Karl Marx is universally regarded as the ‘father’ of communism. A German Jew, his books and ideas formed the basis of the movement that became known as communism, the force behind the Russian Revolution that took place three decades after his death. Whether there is a solid link between his origins and his ideas is open to debate. After all Marx converted to Christianity.
Communism focuses on common ownership and an economic structure.1* It is incompatible with the accusations that many Jewish people were controlling the economy, regionally and nationally.
Ultimately communism became known as a movement that had little time for religion, and seemingly little more for Jewish people. Arguably that was a consequence of personality far more than principle. Stalin waged ‘war’ on Jews within years of taking control of the Communist Government.
National strands of communism had little to either religion or ethnicity; the Jewish people were targeted by leaders such as Hitler who wanted to focus people’s minds on a subjective cause for their problems. In terms of the movement in Russia which overthrew the Tsar in 1917 and established a communist regime the leaders of that movement came from very different backgrounds. There was a Jewish element but Jewish people made up a very small percentage of the people coming under the Russian umbrella.
If these people had anything in common it was that they formed a population that viewed privilege in the Palaces of the Tsar and the ruling classes whilst comparing that with their own misfortunes. 2* People needed leadership, and indeed Trotsky was Jewish. Religion was irrelevant in their personal lives; they were simply hoping for a better future.
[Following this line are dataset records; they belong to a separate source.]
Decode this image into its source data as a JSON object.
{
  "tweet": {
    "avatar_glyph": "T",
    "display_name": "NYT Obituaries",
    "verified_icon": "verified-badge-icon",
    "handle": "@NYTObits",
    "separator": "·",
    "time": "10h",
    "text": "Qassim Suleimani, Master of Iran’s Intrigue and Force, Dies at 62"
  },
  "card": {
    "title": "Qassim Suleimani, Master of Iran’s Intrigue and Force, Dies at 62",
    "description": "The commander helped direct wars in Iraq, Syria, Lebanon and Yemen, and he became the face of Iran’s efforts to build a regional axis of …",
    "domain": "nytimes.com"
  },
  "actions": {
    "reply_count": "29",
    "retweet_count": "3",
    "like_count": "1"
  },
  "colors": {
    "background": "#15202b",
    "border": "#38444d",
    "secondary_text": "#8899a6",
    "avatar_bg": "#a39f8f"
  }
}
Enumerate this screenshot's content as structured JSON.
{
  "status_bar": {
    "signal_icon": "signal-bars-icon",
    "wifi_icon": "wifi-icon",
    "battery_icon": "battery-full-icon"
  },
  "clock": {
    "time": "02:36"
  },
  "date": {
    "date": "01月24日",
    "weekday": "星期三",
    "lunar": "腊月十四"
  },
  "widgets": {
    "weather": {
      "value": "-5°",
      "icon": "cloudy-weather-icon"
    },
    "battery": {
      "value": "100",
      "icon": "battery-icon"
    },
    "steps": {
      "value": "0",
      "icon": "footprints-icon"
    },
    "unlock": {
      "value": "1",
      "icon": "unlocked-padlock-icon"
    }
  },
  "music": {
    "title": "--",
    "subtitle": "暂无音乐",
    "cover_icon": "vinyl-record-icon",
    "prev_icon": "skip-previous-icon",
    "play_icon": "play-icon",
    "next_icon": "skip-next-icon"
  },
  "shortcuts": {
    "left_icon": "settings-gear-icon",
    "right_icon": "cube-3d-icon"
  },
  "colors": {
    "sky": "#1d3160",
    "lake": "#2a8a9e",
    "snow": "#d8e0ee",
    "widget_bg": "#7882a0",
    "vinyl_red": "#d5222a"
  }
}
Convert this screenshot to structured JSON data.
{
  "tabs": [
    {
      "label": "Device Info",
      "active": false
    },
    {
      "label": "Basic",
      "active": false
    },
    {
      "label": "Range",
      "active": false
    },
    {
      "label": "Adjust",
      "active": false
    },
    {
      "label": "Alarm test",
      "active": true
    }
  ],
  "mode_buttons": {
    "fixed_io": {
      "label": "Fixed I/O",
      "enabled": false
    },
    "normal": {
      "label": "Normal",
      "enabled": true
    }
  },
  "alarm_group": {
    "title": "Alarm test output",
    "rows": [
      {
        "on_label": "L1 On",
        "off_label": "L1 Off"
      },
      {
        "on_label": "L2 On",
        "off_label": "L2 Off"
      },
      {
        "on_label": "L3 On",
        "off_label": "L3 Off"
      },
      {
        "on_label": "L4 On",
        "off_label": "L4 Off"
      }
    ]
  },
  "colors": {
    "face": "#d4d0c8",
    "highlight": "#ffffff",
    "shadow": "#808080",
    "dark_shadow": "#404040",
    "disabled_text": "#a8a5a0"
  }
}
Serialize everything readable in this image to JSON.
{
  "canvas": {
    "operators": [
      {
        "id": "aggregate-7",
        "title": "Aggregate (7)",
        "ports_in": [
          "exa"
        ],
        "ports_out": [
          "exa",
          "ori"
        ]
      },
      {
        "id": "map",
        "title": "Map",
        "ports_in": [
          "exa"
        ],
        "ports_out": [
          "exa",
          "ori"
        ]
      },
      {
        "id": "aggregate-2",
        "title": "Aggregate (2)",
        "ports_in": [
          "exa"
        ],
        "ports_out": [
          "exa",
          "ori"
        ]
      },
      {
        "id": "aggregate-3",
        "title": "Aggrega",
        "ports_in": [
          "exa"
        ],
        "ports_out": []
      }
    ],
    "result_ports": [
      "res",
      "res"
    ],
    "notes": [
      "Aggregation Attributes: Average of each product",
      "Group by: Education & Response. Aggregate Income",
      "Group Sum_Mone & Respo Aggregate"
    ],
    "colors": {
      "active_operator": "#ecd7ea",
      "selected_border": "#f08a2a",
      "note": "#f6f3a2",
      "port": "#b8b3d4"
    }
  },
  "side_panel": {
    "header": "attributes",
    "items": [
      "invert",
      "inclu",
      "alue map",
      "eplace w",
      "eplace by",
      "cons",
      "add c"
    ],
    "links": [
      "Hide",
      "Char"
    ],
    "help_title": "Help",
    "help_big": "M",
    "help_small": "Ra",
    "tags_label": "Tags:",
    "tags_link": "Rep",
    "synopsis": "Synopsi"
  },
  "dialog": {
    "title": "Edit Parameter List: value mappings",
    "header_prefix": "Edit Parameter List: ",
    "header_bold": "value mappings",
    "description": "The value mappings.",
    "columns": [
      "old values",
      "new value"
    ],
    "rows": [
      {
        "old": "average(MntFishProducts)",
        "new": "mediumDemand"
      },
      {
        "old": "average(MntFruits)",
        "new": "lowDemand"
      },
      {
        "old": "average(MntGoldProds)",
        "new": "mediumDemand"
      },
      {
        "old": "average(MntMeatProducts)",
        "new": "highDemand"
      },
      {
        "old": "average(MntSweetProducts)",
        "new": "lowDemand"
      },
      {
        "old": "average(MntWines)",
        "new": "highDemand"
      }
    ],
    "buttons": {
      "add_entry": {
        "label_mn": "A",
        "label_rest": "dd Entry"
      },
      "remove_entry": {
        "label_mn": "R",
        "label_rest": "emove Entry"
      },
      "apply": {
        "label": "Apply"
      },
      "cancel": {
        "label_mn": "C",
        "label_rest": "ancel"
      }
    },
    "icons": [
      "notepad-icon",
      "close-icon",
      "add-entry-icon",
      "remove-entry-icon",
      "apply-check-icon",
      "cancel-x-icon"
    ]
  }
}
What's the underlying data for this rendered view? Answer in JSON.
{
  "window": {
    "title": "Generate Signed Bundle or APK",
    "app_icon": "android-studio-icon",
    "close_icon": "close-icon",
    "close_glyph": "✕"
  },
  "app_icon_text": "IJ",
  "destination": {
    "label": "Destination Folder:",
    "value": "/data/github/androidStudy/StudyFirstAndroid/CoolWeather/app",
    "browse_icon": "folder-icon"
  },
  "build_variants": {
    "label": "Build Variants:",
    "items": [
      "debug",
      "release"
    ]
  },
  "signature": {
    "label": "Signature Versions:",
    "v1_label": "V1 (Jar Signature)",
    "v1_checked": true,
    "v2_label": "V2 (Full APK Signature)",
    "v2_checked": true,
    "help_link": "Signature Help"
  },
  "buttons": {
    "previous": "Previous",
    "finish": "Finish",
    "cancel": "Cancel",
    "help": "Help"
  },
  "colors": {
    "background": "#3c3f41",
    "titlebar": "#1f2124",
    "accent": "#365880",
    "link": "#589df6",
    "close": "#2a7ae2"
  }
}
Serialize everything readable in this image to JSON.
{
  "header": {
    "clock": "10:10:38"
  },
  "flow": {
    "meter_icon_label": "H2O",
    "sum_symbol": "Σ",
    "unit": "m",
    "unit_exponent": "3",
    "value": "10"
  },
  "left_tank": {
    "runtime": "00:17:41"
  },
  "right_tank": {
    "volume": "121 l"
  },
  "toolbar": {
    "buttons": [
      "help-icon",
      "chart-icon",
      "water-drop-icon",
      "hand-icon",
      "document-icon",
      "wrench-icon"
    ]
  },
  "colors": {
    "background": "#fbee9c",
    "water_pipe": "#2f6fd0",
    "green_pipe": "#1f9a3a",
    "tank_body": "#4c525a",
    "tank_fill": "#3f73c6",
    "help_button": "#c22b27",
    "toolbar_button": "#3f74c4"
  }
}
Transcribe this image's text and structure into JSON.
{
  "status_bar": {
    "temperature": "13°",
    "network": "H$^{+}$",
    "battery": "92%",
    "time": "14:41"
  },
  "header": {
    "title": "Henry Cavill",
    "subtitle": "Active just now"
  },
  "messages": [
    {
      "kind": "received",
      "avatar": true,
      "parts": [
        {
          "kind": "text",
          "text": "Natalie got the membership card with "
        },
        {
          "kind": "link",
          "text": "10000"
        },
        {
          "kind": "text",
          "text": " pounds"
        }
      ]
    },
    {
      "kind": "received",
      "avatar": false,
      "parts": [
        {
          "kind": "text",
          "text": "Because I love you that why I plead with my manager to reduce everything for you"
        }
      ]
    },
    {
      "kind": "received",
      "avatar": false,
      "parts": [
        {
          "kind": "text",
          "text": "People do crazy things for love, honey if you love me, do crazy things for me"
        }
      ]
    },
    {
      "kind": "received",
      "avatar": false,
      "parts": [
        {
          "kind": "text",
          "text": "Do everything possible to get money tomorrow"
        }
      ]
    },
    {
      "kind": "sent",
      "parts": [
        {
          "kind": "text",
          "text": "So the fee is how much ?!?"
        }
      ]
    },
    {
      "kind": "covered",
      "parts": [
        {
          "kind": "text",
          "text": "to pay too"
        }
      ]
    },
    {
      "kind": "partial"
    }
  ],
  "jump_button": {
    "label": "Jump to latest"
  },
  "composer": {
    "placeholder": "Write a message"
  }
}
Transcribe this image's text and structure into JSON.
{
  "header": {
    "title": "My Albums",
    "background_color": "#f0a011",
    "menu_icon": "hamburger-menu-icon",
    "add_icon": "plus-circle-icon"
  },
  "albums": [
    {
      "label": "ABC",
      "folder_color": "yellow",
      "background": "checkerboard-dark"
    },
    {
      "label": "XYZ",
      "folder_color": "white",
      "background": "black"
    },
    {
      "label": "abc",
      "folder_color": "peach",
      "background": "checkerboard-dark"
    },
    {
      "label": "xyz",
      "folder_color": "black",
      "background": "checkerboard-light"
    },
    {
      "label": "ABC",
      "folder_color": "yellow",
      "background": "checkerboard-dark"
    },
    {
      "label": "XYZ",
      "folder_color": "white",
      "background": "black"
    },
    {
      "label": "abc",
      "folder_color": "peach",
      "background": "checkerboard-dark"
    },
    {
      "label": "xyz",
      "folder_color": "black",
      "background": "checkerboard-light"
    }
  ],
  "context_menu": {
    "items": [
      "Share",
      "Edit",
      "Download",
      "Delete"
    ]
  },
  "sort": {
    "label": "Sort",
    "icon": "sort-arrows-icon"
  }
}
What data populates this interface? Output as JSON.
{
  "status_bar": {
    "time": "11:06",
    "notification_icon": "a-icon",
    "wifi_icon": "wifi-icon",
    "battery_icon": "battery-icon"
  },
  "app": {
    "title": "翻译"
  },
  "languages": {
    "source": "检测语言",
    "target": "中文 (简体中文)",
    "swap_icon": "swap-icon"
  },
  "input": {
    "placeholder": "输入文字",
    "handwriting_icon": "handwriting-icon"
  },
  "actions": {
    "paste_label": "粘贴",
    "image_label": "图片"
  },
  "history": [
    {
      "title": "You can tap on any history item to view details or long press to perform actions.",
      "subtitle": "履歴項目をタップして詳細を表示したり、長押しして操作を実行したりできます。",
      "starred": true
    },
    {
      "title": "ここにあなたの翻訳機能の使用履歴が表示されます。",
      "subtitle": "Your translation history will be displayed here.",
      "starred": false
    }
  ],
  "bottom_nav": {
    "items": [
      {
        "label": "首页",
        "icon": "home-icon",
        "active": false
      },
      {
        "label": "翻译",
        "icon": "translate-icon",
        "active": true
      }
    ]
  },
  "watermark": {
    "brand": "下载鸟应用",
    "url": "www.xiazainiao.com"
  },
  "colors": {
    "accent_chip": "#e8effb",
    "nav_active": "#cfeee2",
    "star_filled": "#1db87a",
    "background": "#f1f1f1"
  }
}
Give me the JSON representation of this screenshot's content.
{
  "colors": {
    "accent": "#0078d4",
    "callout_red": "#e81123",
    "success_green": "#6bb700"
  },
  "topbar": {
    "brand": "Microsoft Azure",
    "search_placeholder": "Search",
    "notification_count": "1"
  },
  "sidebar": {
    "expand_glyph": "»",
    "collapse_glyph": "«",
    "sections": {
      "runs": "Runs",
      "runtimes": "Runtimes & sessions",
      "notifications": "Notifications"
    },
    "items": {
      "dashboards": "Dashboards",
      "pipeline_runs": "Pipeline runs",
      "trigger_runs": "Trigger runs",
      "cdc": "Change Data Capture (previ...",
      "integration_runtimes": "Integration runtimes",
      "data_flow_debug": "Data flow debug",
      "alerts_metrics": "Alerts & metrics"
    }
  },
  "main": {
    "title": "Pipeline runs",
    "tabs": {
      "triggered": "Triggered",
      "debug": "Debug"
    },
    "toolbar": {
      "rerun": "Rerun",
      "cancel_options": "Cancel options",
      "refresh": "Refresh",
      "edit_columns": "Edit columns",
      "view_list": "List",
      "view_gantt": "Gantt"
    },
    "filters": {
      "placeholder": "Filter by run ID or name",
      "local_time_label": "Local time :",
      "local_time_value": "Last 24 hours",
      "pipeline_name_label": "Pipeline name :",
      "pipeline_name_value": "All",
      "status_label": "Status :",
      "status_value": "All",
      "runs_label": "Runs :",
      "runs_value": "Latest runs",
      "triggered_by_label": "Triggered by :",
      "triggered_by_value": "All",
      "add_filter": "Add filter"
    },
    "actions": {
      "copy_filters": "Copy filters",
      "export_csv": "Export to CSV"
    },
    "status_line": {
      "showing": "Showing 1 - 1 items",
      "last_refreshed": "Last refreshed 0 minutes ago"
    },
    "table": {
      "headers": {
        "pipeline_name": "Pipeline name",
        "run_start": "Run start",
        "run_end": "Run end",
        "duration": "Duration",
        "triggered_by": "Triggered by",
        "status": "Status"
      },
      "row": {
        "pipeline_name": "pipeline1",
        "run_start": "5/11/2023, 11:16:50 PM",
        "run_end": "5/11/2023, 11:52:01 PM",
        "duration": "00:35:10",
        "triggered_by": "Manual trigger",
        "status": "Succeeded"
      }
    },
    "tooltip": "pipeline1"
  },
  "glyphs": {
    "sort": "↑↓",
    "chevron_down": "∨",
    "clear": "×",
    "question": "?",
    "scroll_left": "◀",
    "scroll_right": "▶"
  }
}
1’* Communism is the doctrine of the conditions of the liberation of the proletariat. The proletariat is that class in society which lives entirely from the sale of its labor and does not draw profit from any kind of capital; whose weal and woe, whose life and death, whose sole existence depends on the demand for labor….
Engels, Principles of Communism (1847)
A house may be large or small; as long as the neighboring houses are likewise small, it satisfies all social requirements for a residence.